Se dejaba venir por la calle Real con su inmensidad de cuerpo, herido de muerte silenciosa, arrastrando, sin saber por qué, una pesadumbre de noche eterna y un saco de sisal en el cual guarda todo cuánto a su paso alcanzaba con sus manos tostadas, largas, movimiento de agua mansa. Ese saco nunca se llenaba, nunca estaba vacío.
Ahí comenzaba la magia que este hombre nos transmitía y atizaba la imaginación de quienes lo conocimos con el misterio de su vida y un muro que se levantaba entre su vida y nuestras travesuras.
Churuminga era alto y a nuestra presencia se hacía árbol quemado, pero en píe; tal era su color, tal era su contextura. Caminaba solitario, mudo y sordo a la burla. Corva de años y dolor se dibujaba en su rescoldo
Esfuerzo grande mantener activa la pierna derecha, aumentada en proporciones y sufrimiento a nivel de la espinilla, conformada en gran bola roja por la cual le lloraba la vida, que manaba lentamente el anuncio de su fin.

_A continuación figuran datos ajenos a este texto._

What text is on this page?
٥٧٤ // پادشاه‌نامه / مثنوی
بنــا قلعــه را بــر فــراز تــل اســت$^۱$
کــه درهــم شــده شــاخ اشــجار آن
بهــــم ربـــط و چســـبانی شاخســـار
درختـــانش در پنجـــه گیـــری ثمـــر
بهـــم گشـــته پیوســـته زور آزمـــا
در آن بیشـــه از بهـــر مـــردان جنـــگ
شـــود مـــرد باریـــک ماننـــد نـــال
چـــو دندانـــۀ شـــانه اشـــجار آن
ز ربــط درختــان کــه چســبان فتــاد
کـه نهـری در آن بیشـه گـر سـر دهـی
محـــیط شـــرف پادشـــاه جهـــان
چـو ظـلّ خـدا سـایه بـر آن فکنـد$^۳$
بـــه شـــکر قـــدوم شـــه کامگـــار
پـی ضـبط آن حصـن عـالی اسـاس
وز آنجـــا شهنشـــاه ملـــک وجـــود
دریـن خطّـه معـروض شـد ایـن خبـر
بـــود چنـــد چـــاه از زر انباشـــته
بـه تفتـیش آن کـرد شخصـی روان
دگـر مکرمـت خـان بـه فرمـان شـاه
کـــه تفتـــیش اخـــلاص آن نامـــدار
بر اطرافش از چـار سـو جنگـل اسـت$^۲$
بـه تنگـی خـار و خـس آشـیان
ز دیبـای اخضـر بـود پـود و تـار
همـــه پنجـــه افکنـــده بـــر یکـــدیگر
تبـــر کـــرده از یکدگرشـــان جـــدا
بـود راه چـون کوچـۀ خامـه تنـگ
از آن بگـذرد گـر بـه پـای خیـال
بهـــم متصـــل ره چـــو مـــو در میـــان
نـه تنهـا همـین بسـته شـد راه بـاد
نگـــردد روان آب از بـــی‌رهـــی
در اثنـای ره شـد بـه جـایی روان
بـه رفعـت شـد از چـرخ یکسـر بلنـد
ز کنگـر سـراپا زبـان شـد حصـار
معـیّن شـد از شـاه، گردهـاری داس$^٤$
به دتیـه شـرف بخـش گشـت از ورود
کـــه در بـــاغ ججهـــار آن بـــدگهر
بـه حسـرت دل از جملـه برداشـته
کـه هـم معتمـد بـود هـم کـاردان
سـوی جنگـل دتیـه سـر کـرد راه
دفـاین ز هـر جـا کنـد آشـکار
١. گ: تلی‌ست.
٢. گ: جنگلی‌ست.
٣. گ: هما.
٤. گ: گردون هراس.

Nadie sabe de dónde vino y como llegó al pueblo. Sólo se recuerda que un día se hizo familiar su presencia a punto de verlo y tejer historias de misterios que bordearon su existencia: “Enloqueció de soledad” “Tiene pacto con el diablo” “Es de familia adinerada que lo abandonó al verlo enfermo” “En el saco lleva niños que roba” ¡Duérmete que ahí viene Churuminga!.....Y él seguía apacible extinguiendo su presencia con la agonía del día; oscuro se internaba en la noche y se asomaba en nuestros sueños siempre como huyendo para no defenderse y cuando más lanzaba una piedra al vacío como para decir que estaba vivo.
Churuminga se hacía a la soledad como abrazando una gran ilusión de paz, pero el día lo empujaba nuevamente a deambular su martirio, a soportar el asedio de sombras y las piedras realengas.

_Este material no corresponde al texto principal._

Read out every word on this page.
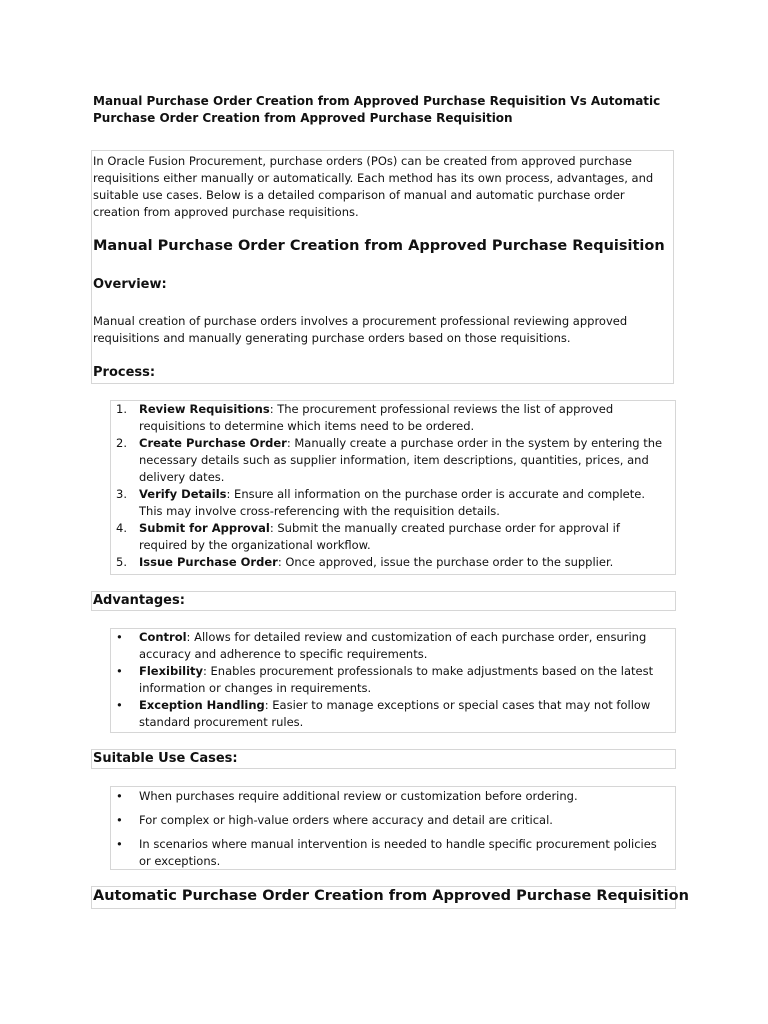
Manual Purchase Order Creation from Approved Purchase Requisition Vs Automatic Purchase Order Creation from Approved Purchase Requisition

In Oracle Fusion Procurement, purchase orders (POs) can be created from approved purchase requisitions either manually or automatically. Each method has its own process, advantages, and suitable use cases. Below is a detailed comparison of manual and automatic purchase order creation from approved purchase requisitions.

Manual Purchase Order Creation from Approved Purchase Requisition
Overview:

Manual creation of purchase orders involves a procurement professional reviewing approved requisitions and manually generating purchase orders based on those requisitions.

Process:
1. Review Requisitions: The procurement professional reviews the list of approved requisitions to determine which items need to be ordered.
2. Create Purchase Order: Manually create a purchase order in the system by entering the necessary details such as supplier information, item descriptions, quantities, prices, and delivery dates.
3. Verify Details: Ensure all information on the purchase order is accurate and complete. This may involve cross-referencing with the requisition details.
4. Submit for Approval: Submit the manually created purchase order for approval if required by the organizational workflow.
5. Issue Purchase Order: Once approved, issue the purchase order to the supplier.
Advantages:
• Control: Allows for detailed review and customization of each purchase order, ensuring accuracy and adherence to specific requirements.
• Flexibility: Enables procurement professionals to make adjustments based on the latest information or changes in requirements.
• Exception Handling: Easier to manage exceptions or special cases that may not follow standard procurement rules.
Suitable Use Cases:
• When purchases require additional review or customization before ordering.
• For complex or high-value orders where accuracy and detail are critical.
• In scenarios where manual intervention is needed to handle specific procurement policies or exceptions.
Automatic Purchase Order Creation from Approved Purchase Requisition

Hay hombres como Churuminga que transitan una vida de reto, que una amargura perenne los marca, que la risa se les esfumó, incomprendidos y azotados, que los dejan transitar por una sola calle y por paz le ofrecen el sepulcro.
Hay hombres que como Churuminga tienen que esconder su reposo a los sicarios de los sueños y, sin embargo, tienen la voluntad de vivir como si la vida fuera su única razón. Por eso no se entregan y aunque la noche los asuma en su penumbra, siempre aceptan el nuevo día y se hacen a la calle y a la existencia para decirle a los tropiezos: ¡Aquí estoy! ¿Y qué?
Nunca más supe de Churuminga. Es más, han pasado tantos años que me despedí del lugar común a nuestros encuentros, que no me he atrevido a preguntar por él, en la ilusión que aún ande suelto por las calles soleadas del pueblo, como anda suelto en mi imaginación y tan vivo como en mi recuerdo.
*(Escrito hace unos veinte años)
^Docente venezolano, Maracay, estado Aragua.